Und die weiteren Punkte?
Schnapka: Manche von außen meinen, Bornheim brächte kein richtiges Stadtbewusstsein zustande, weil es zu sehr in den Einzelinteressen seiner 14 Dörfer verhaftet sei. Doch es ist die Lebenskraft und das Besondere jedes dieser 14 Dörfer, die zusammen die Energie und auch eine gemeinsame Identität dieser Stadt ausmachen. Natürlich gibt es kleine Konkurrenzen, Eifersüchteleien, aber wenn's drauf ankommt, ist Bornheim die Stadt als Ganzes. Viertens gilt es, das reiche ehrenamtliche Potenzial zu respektieren, zu pflegen und – zu nutzen. Und schließlich: Die Kirchen und Kirchengemeinden sind die organisatorische Klammer für das soziale und mitmenschliche Gemeinwesen. Das ist eine Erkenntnis, die mich, obwohl ich kein Christ bin, beeindruckt und auch geleitet hat. Mit diesen Kräften sollte die oder der künftige Beigeordnete arbeiten und die Vielfalt im Dezernat im Blick haben: Kinder, Jugend, Kindergärten, Schulen, Vielfalt der Kulturen, Flüchtlinge, Soziales, Senioren, Stadtbücherei, Volkshochschule, Inklusion – das ganze Spektrum. Wer Neugierde hat und Freude an Veränderung, für die oder den ist das hier ein Traumjob.

Werden Sie diese Vielfalt auch in Ihrer künftigen Tätigkeit haben?
Schnapka: Ich werde in der Jugend- und Bildungsarbeit bleiben, und ich werde auch Aufträge im Bereich Flüchtlingsarbeit wahrnehmen. Ich werde Kommunen beraten und mit Stiftungen zusammenarbeiten, und ich werde in Teams arbeiten. Das finde ich schön, weil man den kollegialen Austausch hat. Ich glaube, der wird mir am meisten fehlen, in dieser Intensität, wie ich ihn hier in Bornheim und im Rathaus hatte.

Könnte es denn sein, dass Sie dann auch Bornheim beraten?
Schnapka: Nein, das werde ich nicht tun, denn dann hätte ich ja weiter Beigeordneter bleiben können. Aber ich will nicht ausschließen, dass ich ehrenamtlich mal was in Bornheim mache.

Und worauf freuen Sie sich jetzt am meisten?
Schnapka: Nicht alles genau ge- und verplant zu haben, nicht jeden Tag in in Zeiteinheiten zu zerstückeln. Meine Frau fragen zu können, wär's nicht schön, an diesem Wochenende wegzufahren – und das dann auch zu machen.

Offizielle Verabschiedung

in „festliches, fröhliches Tschüss“ soll es laut Bürgermeister Wolfgang Henseler werden, wenn rund 200 Gäste Markus Schnapka am kommenden Montag im Rathaus verabschieden. „Wenn auch mit einer Träne im Auge“, wie Henseler betont. „Es war eine große Bereicherung, dass wir beide die Gelegenheit hatten, zusammenzuarbeiten“, dankte er dem Beigeordneten in einem Pressegespräch.

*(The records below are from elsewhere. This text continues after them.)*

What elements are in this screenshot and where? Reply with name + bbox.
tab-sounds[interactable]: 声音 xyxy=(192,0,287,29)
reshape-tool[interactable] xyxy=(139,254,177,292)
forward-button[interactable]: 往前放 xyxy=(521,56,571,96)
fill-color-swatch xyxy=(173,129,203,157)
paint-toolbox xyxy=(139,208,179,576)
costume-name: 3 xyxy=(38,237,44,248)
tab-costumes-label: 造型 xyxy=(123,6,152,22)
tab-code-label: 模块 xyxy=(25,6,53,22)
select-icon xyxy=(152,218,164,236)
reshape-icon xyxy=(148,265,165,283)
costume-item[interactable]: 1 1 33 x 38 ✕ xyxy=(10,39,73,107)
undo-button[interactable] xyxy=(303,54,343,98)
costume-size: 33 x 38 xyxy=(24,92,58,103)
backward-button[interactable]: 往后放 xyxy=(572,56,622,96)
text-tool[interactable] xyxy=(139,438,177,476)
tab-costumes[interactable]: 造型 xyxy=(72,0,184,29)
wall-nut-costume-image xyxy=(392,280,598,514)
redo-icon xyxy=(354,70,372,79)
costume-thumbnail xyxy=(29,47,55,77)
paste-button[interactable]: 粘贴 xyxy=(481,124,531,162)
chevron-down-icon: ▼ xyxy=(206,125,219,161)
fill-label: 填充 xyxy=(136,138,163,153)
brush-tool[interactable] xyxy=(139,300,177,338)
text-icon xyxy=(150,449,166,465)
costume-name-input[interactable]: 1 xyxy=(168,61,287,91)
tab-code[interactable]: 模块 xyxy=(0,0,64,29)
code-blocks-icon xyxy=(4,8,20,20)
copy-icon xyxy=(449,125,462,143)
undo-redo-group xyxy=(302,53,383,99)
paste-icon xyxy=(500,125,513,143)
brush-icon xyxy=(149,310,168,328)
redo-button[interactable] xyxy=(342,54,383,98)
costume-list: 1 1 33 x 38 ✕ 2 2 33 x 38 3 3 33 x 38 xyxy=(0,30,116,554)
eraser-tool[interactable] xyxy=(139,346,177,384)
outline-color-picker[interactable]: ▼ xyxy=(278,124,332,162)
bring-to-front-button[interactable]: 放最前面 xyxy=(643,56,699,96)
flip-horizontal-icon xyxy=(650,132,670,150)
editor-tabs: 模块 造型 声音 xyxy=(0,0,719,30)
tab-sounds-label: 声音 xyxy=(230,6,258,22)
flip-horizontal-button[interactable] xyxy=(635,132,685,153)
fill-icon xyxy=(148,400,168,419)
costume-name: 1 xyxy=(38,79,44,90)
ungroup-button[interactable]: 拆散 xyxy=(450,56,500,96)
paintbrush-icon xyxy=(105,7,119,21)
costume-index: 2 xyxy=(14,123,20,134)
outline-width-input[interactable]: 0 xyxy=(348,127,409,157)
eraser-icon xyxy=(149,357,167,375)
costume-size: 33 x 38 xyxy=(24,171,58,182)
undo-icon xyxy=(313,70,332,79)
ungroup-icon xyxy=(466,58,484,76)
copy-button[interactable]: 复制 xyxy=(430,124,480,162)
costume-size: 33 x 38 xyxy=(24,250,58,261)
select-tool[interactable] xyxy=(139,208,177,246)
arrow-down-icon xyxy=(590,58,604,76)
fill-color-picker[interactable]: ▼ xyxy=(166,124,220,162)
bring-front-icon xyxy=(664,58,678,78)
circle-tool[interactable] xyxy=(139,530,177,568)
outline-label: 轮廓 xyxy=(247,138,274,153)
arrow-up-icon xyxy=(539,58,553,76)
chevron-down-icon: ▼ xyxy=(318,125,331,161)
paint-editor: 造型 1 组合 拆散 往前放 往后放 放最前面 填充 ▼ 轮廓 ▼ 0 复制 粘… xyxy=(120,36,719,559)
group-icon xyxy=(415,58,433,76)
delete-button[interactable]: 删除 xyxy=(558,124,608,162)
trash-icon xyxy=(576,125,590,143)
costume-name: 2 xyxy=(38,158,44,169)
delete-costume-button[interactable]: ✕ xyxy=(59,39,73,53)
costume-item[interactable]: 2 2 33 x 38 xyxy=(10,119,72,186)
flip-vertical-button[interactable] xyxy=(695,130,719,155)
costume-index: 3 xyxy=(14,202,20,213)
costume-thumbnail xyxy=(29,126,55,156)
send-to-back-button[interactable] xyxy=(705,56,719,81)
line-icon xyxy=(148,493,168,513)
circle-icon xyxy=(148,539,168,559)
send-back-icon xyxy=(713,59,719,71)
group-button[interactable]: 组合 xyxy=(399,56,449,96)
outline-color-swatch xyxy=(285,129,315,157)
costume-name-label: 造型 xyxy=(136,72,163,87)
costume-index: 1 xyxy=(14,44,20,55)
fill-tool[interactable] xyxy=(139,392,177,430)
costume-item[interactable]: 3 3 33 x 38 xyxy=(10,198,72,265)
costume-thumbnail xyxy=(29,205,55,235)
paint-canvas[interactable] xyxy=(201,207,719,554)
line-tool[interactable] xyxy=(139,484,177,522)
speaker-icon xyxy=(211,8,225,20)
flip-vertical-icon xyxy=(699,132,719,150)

Schnapka habe eine Menge bewirkt, sagte der Bürgermeister und nannte beispielhaft die aktivere Beteiligung von Bürgergruppen mittels des Integrationsrates, des Kinder- und Jugendparlaments sowie des Seniorenbeirats. „Inklusion war und ist ihm ein Herzensanliegen“, so Henseler weiter, und auch für die Sicherung der Schulstandorte in Merten und Uedorf habe Schnapka viel bewegt. Der Sozialdezernent selbst erinnert sich auch gern an eines seiner ersten Projekte: den Jugendbus, der trotz knapper Kassen schnell verwirklicht worden sei.